More evidence linking severe COVID-19 with coagulation and complement was garnered from a genetic analysis of thousands of COVID-19 patients from the U.K. Biobank, which contains medical records and genetic data on half a million people. The authors found that variants of several genes that influence complement or coagulation activity are associated with more severe COVID-19 symptoms that required hospitalization. “ … our candidate-driven analysis of genetic variation and severe SARS-CoV-2 disease yielded putative loci including missense, eQTL, and sQTL variants of critical regulators of the complement and coagulation cascades,” the team noted. “In addition to providing evidence that complement function modulates SARS-CoV-2 infection outcome, the data point to putative transcriptional genetic markers of susceptibility.”

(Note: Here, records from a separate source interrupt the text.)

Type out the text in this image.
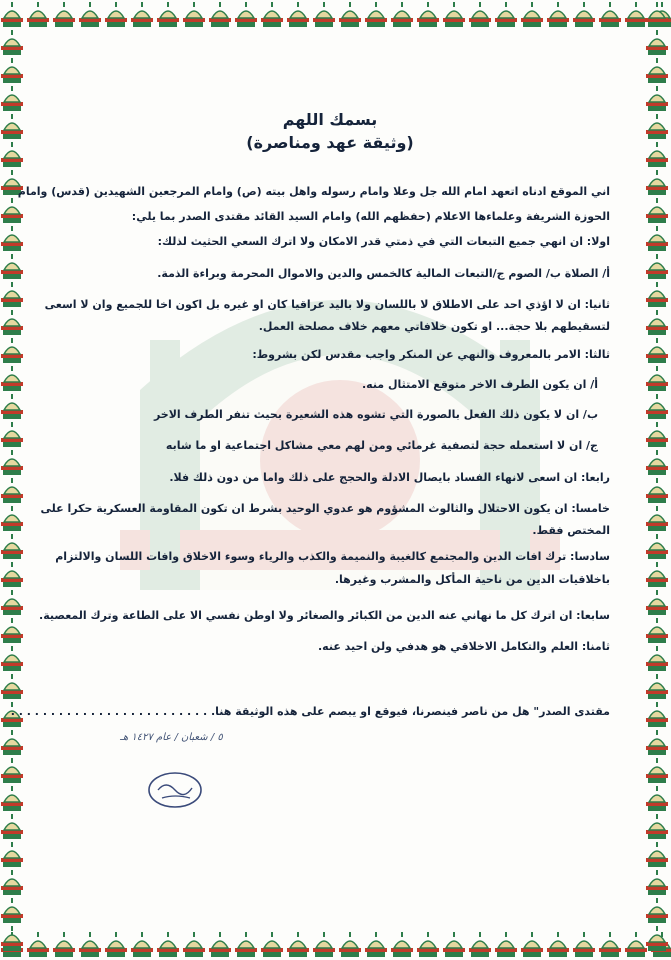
بسمك اللهم
(وثيقة عهد ومناصرة)
اني الموقع ادناه اتعهد امام الله جل وعلا وامام رسوله واهل بيته (ص) وامام المرجعين الشهيدين (قدس) وامام
الحوزة الشريفة وعلماءها الاعلام (حفظهم الله) وامام السيد القائد مقتدى الصدر بما يلي:
اولا: ان انهي جميع التبعات التي في ذمتي قدر الامكان ولا اترك السعي الحثيث لذلك:
أ/ الصلاة ب/ الصوم ج/التبعات المالية كالخمس والدين والاموال المحرمة وبراءة الذمة.
ثانيا: ان لا اؤذي احد على الاطلاق لا باللسان ولا باليد عراقيا كان او غيره بل اكون اخا للجميع وان لا اسعى
لتسقيطهم بلا حجة... او تكون خلافاتي معهم خلاف مصلحة العمل.
ثالثا: الامر بالمعروف والنهي عن المنكر واجب مقدس لكن بشروط:
أ/ ان يكون الطرف الاخر متوقع الامتثال منه.
ب/ ان لا يكون ذلك الفعل بالصورة التي تشوه هذه الشعيرة بحيث تنفر الطرف الاخر
ج/ ان لا استعمله حجة لتصفية غرمائي ومن لهم معي مشاكل اجتماعية او ما شابه
رابعا: ان اسعى لانهاء الفساد بايصال الادلة والحجج على ذلك واما من دون ذلك فلا.
خامسا: ان يكون الاحتلال والثالوث المشؤوم هو عدوي الوحيد بشرط ان تكون المقاومة العسكرية حكرا على
المختص فقط.
سادسا: ترك افات الدين والمجتمع كالغيبة والنميمة والكذب والرياء وسوء الاخلاق وافات اللسان والالتزام
باخلاقيات الدين من ناحية المأكل والمشرب وغيرها.
سابعا: ان اترك كل ما نهاني عنه الدين من الكبائر والصغائر ولا اوطن نفسي الا على الطاعة وترك المعصية.
ثامنا: العلم والتكامل الاخلاقي هو هدفي ولن احيد عنه.
مقتدى الصدر" هل من ناصر فينصرنا، فيوقع او يبصم على هذه الوثيقة هنا. . . . . . . . . . . . . . . . . . . . . . . . . .
٥ / شعبان / عام ١٤٢٧ هـ
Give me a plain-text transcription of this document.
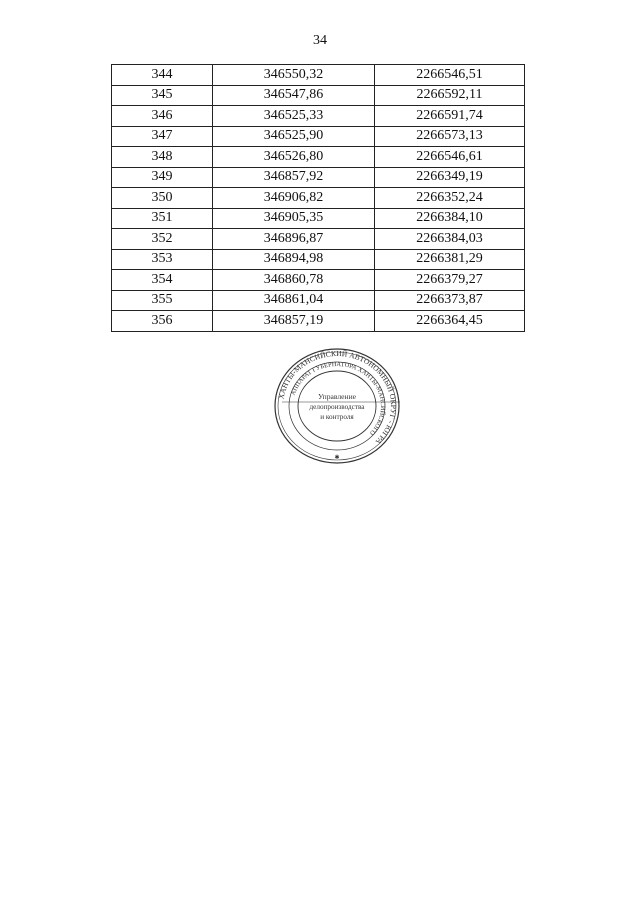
34
344	346550,32	2266546,51
345	346547,86	2266592,11
346	346525,33	2266591,74
347	346525,90	2266573,13
348	346526,80	2266546,61
349	346857,92	2266349,19
350	346906,82	2266352,24
351	346905,35	2266384,10
352	346896,87	2266384,03
353	346894,98	2266381,29
354	346860,78	2266379,27
355	346861,04	2266373,87
356	346857,19	2266364,45
ХАНТЫ-МАНСИЙСКИЙ АВТОНОМНЫЙ ОКРУГ - ЮГРА
АППАРАТ ГУБЕРНАТОРА ХАНТЫ-МАНСИЙСКОГО
Управление
делопроизводства
и контроля
✱
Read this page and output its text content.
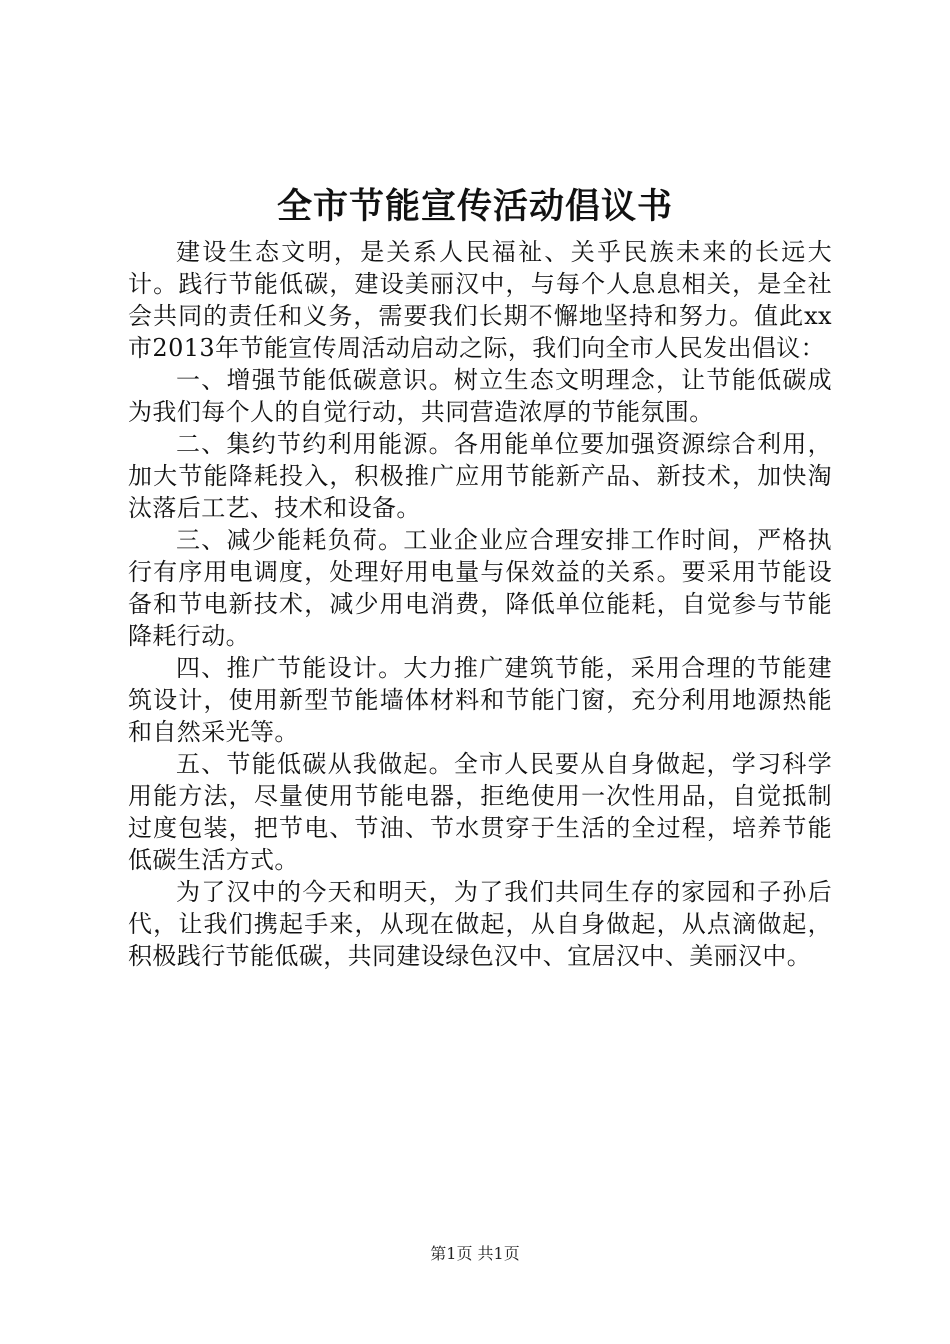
全市节能宣传活动倡议书

建设生态文明，是关系人民福祉、关乎民族未来的长远大计。践行节能低碳，建设美丽汉中，与每个人息息相关，是全社会共同的责任和义务，需要我们长期不懈地坚持和努力。值此xx市2013年节能宣传周活动启动之际，我们向全市人民发出倡议：

一、增强节能低碳意识。树立生态文明理念，让节能低碳成为我们每个人的自觉行动，共同营造浓厚的节能氛围。

二、集约节约利用能源。各用能单位要加强资源综合利用，加大节能降耗投入，积极推广应用节能新产品、新技术，加快淘汰落后工艺、技术和设备。

三、减少能耗负荷。工业企业应合理安排工作时间，严格执行有序用电调度，处理好用电量与保效益的关系。要采用节能设备和节电新技术，减少用电消费，降低单位能耗，自觉参与节能降耗行动。

四、推广节能设计。大力推广建筑节能，采用合理的节能建筑设计，使用新型节能墙体材料和节能门窗，充分利用地源热能和自然采光等。

五、节能低碳从我做起。全市人民要从自身做起，学习科学用能方法，尽量使用节能电器，拒绝使用一次性用品，自觉抵制过度包装，把节电、节油、节水贯穿于生活的全过程，培养节能低碳生活方式。

为了汉中的今天和明天，为了我们共同生存的家园和子孙后代，让我们携起手来，从现在做起，从自身做起，从点滴做起，积极践行节能低碳，共同建设绿色汉中、宜居汉中、美丽汉中。

第1页 共1页
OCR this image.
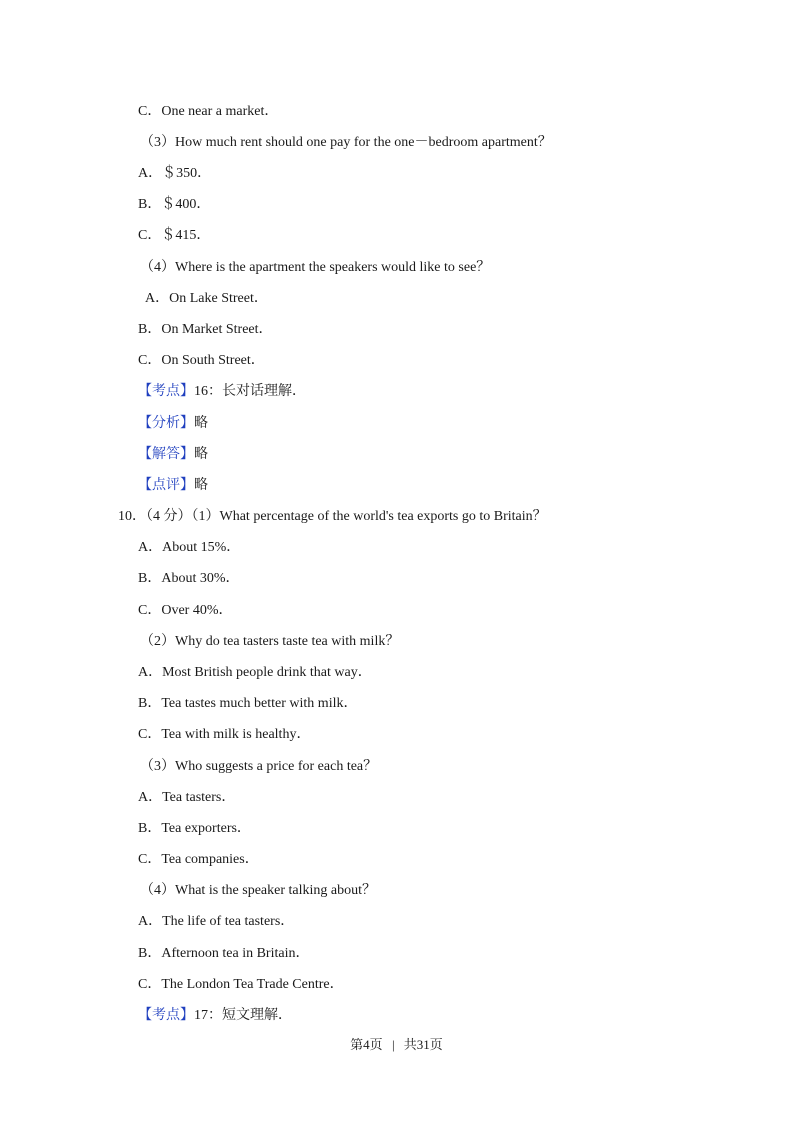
C．One near a market．
（3）How much rent should one pay for the one－bedroom apartment？
A．＄350．
B．＄400．
C．＄415．
（4）Where is the apartment the speakers would like to see？
A．On Lake Street．
B．On Market Street．
C．On South Street．
【考点】16：长对话理解．
【分析】略
【解答】略
【点评】略
10．（4 分）（1）What percentage of the world's tea exports go to Britain？
A．About 15%．
B．About 30%．
C．Over 40%．
（2）Why do tea tasters taste tea with milk？
A．Most British people drink that way．
B．Tea tastes much better with milk．
C．Tea with milk is healthy．
（3）Who suggests a price for each tea？
A．Tea tasters．
B．Tea exporters．
C．Tea companies．
（4）What is the speaker talking about？
A．The life of tea tasters．
B．Afternoon tea in Britain．
C．The London Tea Trade Centre．
【考点】17：短文理解．
第4页 | 共31页
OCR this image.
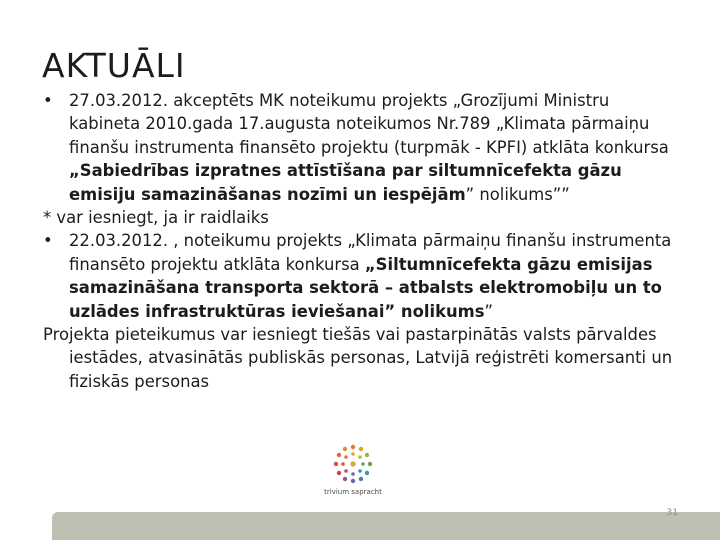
AKTUĀLI

• 27.03.2012. akceptēts MK noteikumu projekts „Grozījumi Ministru kabineta 2010.gada 17.augusta noteikumos Nr.789 „Klimata pārmaiņu finanšu instrumenta finansēto projektu (turpmāk - KPFI) atklāta konkursa „Sabiedrības izpratnes attīstīšana par siltumnīcefekta gāzu emisiju samazināšanas nozīmi un iespējām” nolikums””

* var iesniegt, ja ir raidlaiks

• 22.03.2012. , noteikumu projekts „Klimata pārmaiņu finanšu instrumenta finansēto projektu atklāta konkursa „Siltumnīcefekta gāzu emisijas samazināšana transporta sektorā – atbalsts elektromobiļu un to uzlādes infrastruktūras ieviešanai” nolikums”

Projekta pieteikumus var iesniegt tiešās vai pastarpinātās valsts pārvaldes iestādes, atvasinātās publiskās personas, Latvijā reģistrēti komersanti un fiziskās personas

trivium sapracht
31
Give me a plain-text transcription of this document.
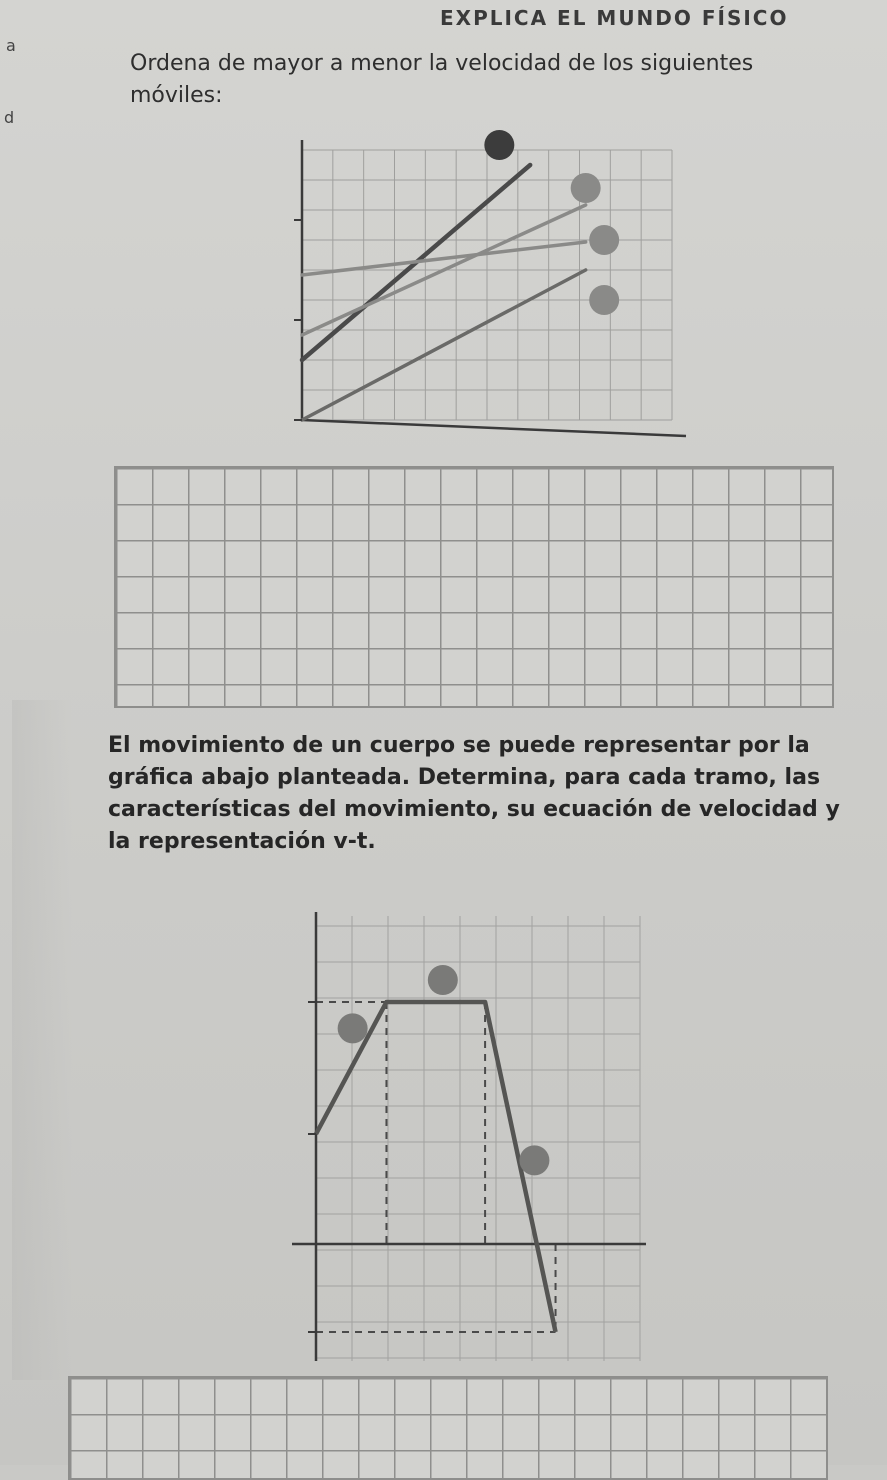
EXPLICA EL MUNDO FÍSICO
a
d
Ordena de mayor a menor la velocidad de los siguientes móviles:
El movimiento de un cuerpo se puede representar por la gráfica abajo planteada. Determina, para cada tramo, las características del movimiento, su ecuación de velocidad y la representación v-t.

The authors acknowledged that their findings don’t pin causality on complement or coagulation factors. “So, claims on causality cannot be made, nor can we definitively rule out other clinical factors as possible drivers of disease,” they wrote. “These variants are not necessarily going to determine someone’s outcome,” Shapira further noted. “But this finding is another line of evidence that complement and coagulation pathways participate in the morbidity and mortality associated with COVID-19.”
In fact, physicians treating COVID-19 patients have noticed coagulation issues since the beginning of the pandemic, and several clinical trials are underway to determine the best way to use existing anti-coagulation treatments. Complement inhibitors are currently used in relatively rare diseases, but at least one clinical trial is testing the idea with COVID-19 patients. “I think our findings provide a stronger foundation for the idea that coagulation and complement play a role in COVID,” Tatonetti stated, “and will hopefully inspire others to evaluate this hypothesis and see if it’s something that can be useful for fighting the ongoing pandemic.”
As the authors concluded, “ … the observations advance our understanding of how SARS-CoV-2 infection leads to disease and can help explain variability in clinical outcomes. Among the implications, the data warrant heightened public health awareness for the most vulnerable individuals and further investigation into an existing menu of complement and coagulation targeting therapies that were recently shown to be beneficial in a small cohort of patients with SARS-CoV-2 infection.”